Still, posts claiming that the agency had withdrawn support of P.C.R. tests went viral on Facebook. The most widely shared post pushing the falsehood in July collected 11,500 likes, shares and comments, according to data from CrowdTangle, a Facebook-owned social media analytics tool. The post added the falsehood that the C.D.C.’s advisory meant that P.C.R. tests could not distinguish between the coronavirus and the flu, when in fact the agency had simply recommended the use of tests that could simultaneously detect and distinguish between the flu and Covid-19.
Despite being fact-checked within days, the claim never fully went away. The Gateway Pundit article revived the claim at the end of the year, collecting nearly double the earlier post’s likes, shares and comments on Facebook. On Instagram, screenshots of the article also went viral, collecting hundreds of likes.

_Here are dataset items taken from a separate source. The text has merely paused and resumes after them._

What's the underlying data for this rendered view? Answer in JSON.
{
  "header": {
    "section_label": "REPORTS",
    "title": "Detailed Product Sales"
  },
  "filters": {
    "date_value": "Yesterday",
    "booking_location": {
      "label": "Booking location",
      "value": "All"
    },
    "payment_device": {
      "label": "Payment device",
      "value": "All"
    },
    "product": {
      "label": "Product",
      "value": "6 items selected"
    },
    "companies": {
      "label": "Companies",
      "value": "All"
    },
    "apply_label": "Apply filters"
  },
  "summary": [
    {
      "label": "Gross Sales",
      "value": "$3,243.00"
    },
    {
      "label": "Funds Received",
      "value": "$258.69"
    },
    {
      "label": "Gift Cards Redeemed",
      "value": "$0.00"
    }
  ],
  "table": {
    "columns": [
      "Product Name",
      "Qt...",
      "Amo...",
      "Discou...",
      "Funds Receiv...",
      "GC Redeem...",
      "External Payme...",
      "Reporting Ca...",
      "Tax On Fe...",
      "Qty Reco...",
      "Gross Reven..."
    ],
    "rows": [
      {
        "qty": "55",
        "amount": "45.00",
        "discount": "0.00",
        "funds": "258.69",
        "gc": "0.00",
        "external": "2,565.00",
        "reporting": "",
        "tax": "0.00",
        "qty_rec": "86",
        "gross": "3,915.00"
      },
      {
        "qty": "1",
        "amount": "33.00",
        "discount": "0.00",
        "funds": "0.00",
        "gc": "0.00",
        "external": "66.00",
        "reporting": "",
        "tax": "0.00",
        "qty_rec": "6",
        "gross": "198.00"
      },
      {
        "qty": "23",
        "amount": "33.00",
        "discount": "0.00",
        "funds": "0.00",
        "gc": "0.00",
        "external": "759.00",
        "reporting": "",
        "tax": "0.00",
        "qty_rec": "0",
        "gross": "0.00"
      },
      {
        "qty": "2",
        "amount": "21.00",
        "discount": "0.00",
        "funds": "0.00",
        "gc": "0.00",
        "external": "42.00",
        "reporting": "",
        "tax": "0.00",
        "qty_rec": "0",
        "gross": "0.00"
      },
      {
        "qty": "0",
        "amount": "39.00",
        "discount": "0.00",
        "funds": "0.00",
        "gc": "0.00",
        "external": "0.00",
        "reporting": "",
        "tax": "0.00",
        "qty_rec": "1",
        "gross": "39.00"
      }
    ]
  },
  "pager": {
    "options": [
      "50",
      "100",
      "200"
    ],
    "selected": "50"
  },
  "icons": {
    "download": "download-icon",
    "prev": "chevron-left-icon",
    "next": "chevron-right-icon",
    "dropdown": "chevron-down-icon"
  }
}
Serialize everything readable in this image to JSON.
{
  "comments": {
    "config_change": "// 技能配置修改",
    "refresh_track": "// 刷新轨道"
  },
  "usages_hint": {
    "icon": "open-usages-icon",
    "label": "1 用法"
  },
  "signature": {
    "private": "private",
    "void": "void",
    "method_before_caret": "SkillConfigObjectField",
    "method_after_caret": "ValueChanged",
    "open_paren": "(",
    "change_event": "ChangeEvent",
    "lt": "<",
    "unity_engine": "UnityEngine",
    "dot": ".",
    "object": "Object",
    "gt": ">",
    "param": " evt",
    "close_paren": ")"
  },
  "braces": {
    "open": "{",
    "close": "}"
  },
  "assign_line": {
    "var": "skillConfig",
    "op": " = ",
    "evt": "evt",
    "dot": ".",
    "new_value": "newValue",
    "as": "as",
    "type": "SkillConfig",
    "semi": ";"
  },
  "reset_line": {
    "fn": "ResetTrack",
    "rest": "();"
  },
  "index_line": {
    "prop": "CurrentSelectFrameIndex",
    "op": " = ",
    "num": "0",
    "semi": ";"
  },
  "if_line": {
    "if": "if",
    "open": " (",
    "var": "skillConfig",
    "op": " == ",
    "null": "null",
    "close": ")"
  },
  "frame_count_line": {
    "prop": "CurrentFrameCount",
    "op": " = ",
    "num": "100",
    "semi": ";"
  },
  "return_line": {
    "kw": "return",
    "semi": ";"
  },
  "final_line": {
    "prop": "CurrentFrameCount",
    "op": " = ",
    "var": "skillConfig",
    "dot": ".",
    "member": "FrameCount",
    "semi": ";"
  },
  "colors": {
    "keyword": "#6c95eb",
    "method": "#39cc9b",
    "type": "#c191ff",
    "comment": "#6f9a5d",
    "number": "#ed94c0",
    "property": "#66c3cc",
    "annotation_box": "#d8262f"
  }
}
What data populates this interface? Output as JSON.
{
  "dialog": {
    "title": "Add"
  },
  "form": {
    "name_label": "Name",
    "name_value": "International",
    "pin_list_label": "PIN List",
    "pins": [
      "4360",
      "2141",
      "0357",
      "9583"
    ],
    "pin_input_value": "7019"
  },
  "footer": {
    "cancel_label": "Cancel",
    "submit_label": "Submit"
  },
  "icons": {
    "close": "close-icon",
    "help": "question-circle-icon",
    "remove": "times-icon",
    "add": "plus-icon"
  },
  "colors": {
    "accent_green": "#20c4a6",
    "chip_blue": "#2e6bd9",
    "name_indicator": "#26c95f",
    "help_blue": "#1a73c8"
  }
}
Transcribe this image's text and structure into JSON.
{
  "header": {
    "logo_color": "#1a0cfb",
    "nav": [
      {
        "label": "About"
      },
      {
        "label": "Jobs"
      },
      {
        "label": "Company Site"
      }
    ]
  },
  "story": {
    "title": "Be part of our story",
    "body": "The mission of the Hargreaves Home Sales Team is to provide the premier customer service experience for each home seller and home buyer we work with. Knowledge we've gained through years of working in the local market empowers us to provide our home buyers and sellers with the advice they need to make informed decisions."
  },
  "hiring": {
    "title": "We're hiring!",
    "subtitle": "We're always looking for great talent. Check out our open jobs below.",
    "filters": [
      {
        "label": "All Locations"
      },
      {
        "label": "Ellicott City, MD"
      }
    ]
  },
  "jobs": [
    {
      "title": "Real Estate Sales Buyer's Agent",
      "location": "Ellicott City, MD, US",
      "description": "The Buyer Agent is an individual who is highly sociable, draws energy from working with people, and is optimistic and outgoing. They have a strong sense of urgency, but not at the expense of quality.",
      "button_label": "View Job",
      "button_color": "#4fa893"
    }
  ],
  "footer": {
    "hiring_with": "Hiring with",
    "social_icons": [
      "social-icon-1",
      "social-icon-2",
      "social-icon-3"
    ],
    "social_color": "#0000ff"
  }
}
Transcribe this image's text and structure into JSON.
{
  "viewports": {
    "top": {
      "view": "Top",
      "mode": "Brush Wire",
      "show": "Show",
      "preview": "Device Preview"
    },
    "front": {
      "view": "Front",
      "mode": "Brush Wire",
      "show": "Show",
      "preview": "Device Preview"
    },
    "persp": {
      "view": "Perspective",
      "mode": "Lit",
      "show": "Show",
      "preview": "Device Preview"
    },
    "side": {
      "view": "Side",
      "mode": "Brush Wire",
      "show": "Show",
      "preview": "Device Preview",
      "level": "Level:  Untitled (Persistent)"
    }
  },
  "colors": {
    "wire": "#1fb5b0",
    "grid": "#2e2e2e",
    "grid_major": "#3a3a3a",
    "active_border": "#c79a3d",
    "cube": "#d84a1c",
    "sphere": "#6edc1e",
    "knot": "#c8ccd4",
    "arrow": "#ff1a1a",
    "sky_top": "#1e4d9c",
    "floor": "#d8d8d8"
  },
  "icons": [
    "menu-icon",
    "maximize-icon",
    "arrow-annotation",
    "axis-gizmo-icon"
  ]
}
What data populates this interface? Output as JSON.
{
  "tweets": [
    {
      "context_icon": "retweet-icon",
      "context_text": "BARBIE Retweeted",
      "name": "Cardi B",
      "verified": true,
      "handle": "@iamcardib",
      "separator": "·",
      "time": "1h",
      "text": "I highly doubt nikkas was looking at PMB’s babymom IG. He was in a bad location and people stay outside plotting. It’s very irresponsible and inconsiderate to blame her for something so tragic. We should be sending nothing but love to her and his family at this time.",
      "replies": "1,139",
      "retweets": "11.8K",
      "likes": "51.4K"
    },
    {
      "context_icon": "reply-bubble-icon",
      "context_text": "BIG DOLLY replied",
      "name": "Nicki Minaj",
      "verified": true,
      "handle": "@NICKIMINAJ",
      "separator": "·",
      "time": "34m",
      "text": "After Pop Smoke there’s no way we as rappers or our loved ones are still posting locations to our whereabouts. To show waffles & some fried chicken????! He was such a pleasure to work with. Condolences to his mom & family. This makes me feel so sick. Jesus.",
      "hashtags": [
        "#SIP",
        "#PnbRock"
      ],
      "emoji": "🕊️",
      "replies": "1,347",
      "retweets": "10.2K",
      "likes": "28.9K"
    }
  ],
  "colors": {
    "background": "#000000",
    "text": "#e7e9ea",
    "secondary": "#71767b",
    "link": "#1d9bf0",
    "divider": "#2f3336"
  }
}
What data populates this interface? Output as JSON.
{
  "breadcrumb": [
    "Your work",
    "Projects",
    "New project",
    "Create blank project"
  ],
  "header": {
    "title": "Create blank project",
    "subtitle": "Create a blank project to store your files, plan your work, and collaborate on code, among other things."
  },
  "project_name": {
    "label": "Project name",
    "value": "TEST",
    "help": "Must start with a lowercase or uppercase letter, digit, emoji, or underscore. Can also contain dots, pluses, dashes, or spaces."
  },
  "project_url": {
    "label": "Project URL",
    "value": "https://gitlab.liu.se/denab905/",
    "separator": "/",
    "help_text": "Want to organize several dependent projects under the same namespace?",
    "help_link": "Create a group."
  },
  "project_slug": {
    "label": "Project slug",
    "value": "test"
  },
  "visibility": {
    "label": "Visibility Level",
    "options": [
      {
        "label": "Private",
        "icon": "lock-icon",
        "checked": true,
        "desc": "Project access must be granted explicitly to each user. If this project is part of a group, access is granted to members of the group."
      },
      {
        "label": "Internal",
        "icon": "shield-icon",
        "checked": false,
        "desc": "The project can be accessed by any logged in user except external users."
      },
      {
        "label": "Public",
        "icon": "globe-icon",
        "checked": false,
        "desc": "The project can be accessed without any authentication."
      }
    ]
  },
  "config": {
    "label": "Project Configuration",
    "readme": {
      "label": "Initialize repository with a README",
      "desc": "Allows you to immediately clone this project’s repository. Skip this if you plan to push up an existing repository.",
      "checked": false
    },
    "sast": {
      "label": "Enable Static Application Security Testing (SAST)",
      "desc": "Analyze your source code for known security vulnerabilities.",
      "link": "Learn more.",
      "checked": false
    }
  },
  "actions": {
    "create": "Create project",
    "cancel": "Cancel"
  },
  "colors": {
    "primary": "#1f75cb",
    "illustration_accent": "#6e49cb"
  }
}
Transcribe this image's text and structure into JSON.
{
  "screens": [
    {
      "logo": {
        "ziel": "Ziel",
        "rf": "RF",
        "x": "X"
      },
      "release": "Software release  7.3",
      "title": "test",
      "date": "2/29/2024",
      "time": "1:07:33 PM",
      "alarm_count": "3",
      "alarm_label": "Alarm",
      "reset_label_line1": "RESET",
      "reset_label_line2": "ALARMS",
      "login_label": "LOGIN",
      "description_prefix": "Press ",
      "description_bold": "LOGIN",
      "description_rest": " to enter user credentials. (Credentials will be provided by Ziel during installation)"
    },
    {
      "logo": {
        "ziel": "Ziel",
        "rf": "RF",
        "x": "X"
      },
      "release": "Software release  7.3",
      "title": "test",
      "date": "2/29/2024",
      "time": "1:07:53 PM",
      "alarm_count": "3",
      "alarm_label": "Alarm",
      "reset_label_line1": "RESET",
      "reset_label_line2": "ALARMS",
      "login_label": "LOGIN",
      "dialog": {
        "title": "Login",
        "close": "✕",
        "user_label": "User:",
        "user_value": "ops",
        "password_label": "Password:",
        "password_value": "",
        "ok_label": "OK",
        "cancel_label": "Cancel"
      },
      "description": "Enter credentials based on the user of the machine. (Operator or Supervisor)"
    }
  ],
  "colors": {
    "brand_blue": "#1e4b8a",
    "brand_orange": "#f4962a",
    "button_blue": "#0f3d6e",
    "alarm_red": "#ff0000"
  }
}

Mr. Gregory said a similar phenomenon had occurred with social media posts claiming various liquids turned at-home coronavirus tests positive.
On Dec. 23, 2020, a video on YouTube showed coronavirus tests turning positive after being tested on kiwi, orange and berry fruit juice. It collected over 102,000 views. In the same month, a video producing the same results with Coca-Cola was posted on YouTube, collecting 16,800 views.
One year later, a spate of similar videos with the same theme appeared on TikTok and Instagram.
For Ms. Koltai, the re-emergence of false narratives even after social media companies labeled them a year earlier shows the power of misinformation to “thrive when it can latch on to a current event.”
“That is how narratives can peak at different times,” she said.